The ECB confronts the zero lower bound
November 3, 2013 2:51 pm
by Gavyn Davies
The startling success of this action has tended to shift attention away from more mundane matters, such as the overall stance of monetary conditions for the euro area as a whole. But the recent decline in inflation has raised serious questions about whether the monetary stance is anywhere near appropriate for an economy in such a depressed state.
This is problematic for the ECB, since it has already fired almost all of the conventional monetary ammunition available to it. And it has never followed the example of other major central banks in considering that quantitative easing is needed to ease policy at the zero lower bound for interest rates. It may soon have to face up to this issue.
Many of the economic symptoms displayed by the euro area in recent months suggest that monetary conditions have remained overly tight, despite a reduction in policy rates in May, and Mr Draghi’s limited use of forward guidance in July. Nominal GDP is rising at only 1 per cent per annum, which is nearer the Japanese than the American rate. Unemployment has been rising along with the exchange rate, and the central bank’s balance sheet has been declining rapidly. Excess liquidity held by the banking sector at the ECB has fallen by over E600 billion in about a year. Broad monetary growth has been subdued, with credit to the corporate sector continuing to decline at an annual rate of -5 per cent.
Most central banks would take these symptoms as proof that monetary policy should be eased, and eased significantly. But the ECB has always ploughed its own furrow. Although the Governing Council may well be ready to indicate on Thursday that a 25 basis points reduction in policy rates is in the offing, there is no sign that they think that a more drastic re-appraisal of their monetary stance is appropriate. If the central bank is in the wrong ball-park for monetary conditions, it seems to have every intention of staying there.

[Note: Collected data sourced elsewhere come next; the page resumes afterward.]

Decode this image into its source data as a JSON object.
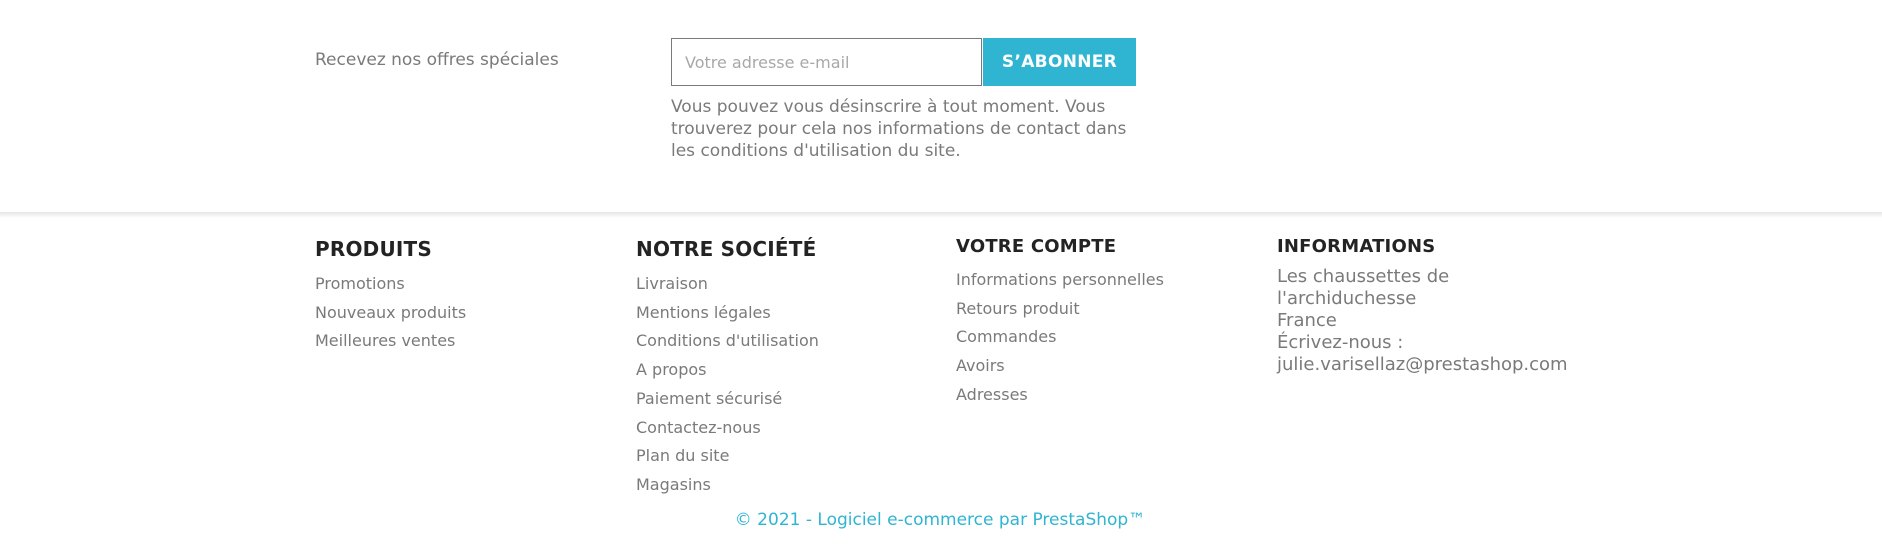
{
  "newsletter": {
    "label": "Recevez nos offres spéciales",
    "email_placeholder": "Votre adresse e-mail",
    "subscribe_label": "S’ABONNER",
    "note": "Vous pouvez vous désinscrire à tout moment. Vous trouverez pour cela nos informations de contact dans les conditions d'utilisation du site."
  },
  "footer": {
    "produits": {
      "title": "PRODUITS",
      "links": [
        "Promotions",
        "Nouveaux produits",
        "Meilleures ventes"
      ]
    },
    "societe": {
      "title": "NOTRE SOCIÉTÉ",
      "links": [
        "Livraison",
        "Mentions légales",
        "Conditions d'utilisation",
        "A propos",
        "Paiement sécurisé",
        "Contactez-nous",
        "Plan du site",
        "Magasins"
      ]
    },
    "compte": {
      "title": "VOTRE COMPTE",
      "links": [
        "Informations personnelles",
        "Retours produit",
        "Commandes",
        "Avoirs",
        "Adresses"
      ]
    },
    "informations": {
      "title": "INFORMATIONS",
      "lines": [
        "Les chaussettes de",
        "l'archiduchesse",
        "France",
        "Écrivez-nous :",
        "julie.varisellaz@prestashop.com"
      ]
    }
  },
  "copyright": "© 2021 - Logiciel e-commerce par PrestaShop™",
  "colors": {
    "accent": "#2fb5d2",
    "heading": "#232323",
    "text": "#7a7a7a"
  }
}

The ECB’s Policy Reaction Function
This conclusion follows from the monetary policy reaction functions which they have tended to use in the past. When Mr Draghi promised to keep interest rates “at present or lower levels for an extended period of time”, he suggested that the precise length of time could be gauged by extracting
“a reaction function and, from there, estimate what would be a reasonable extended period of time”.
In other words, the ECB is expecting to follow its normal policy rule, which is used for translating inflation and unemployment (or the output gap) into the appropriate level of interest rates.
A problem with Mr Draghi’s guidance, however, is that there are many such reaction functions that can be estimated, with very different implications for the appropriate level of short rates. Furthermore, the size of the output gap is very uncertain, given the extent of the post-2008 decline in real GDP relative to its previous trends.
By plugging in a relatively large estimate for the output gap, it is certainly possible to derive reaction functions which suggest that ECB interest rate policy is several hundred basis points too high. David Mackie at J.P. Morgan published a paper last week with just such an estimate. Given the constraint of the zero lower bound, this suggests that they should be contemplating a more dramatic shift in strategy, such as area-wide quantitative easing, if only to get the exchange rate down.
There is no evidence, however, that the ECB thinks that this is necessary or appropriate. One reaction function that is close to the one that the ECB itself probably uses is outlined in this recent paper by Tilman Bletzinger and Volker Wieland at the Institute for Monetary and Financial Stability in Frankfurt. It builds on work done with Athanasios Orphanides, who recently stepped down from the Governing Council.
Their estimate of the reaction function side-steps the difficulty of estimating the size of the output gap by relating changes in policy rates (not levels) to changes in inflation and in GDP growth, relative to potential growth:
As the graph shows, this rule has explained ECB policy changes very accurately in the past, with the exception of a short period after the 2008 crash when the rule suggested much larger policy changes were desirable than those the ECB actually pursued. In recent months, this rule has suggested that policy rates should be edging downwards, but not any more rapidly than has actually occurred.
Menu of Policy Options
The fall in inflation in October, which encompassed both the headline and the core rates, was a fairly sizeable shock. This is likely to lead the ECB to reduce its inflation forecasts for 2014, published in December, by as much as 0.3 percentage points, from 1.3 percent to about 1.0-1.1 percent.
Plugging this into the Orphanides/Wieland reaction function suggests that the policy rate should be reduced by about 0.15 per cent more than previously, a smaller reduction than the 0.25 per cent cut in the refi rate that the market now expects to see in the next month or two.
In addition to this cut in rates, Governing Council members have frequently suggested that other conventional measures are still available to them, such as announcing a new LTRO, or a decision not to sterilize all of the government bonds that have been purchased in earlier support operations. (See Joerg Asmussen here.)
All of these options have one thing in common: they would represent relatively limited relaxations in monetary conditions at a time when something more dramatic might become necessary to pull the euro area away from the risk of deflation. The ECB’s preferred reaction function will only reveal this very slowly, if at all, as inflation persistently comes in lower than the target.
The risk is that, by then, a lot of additional economic damage might have been done.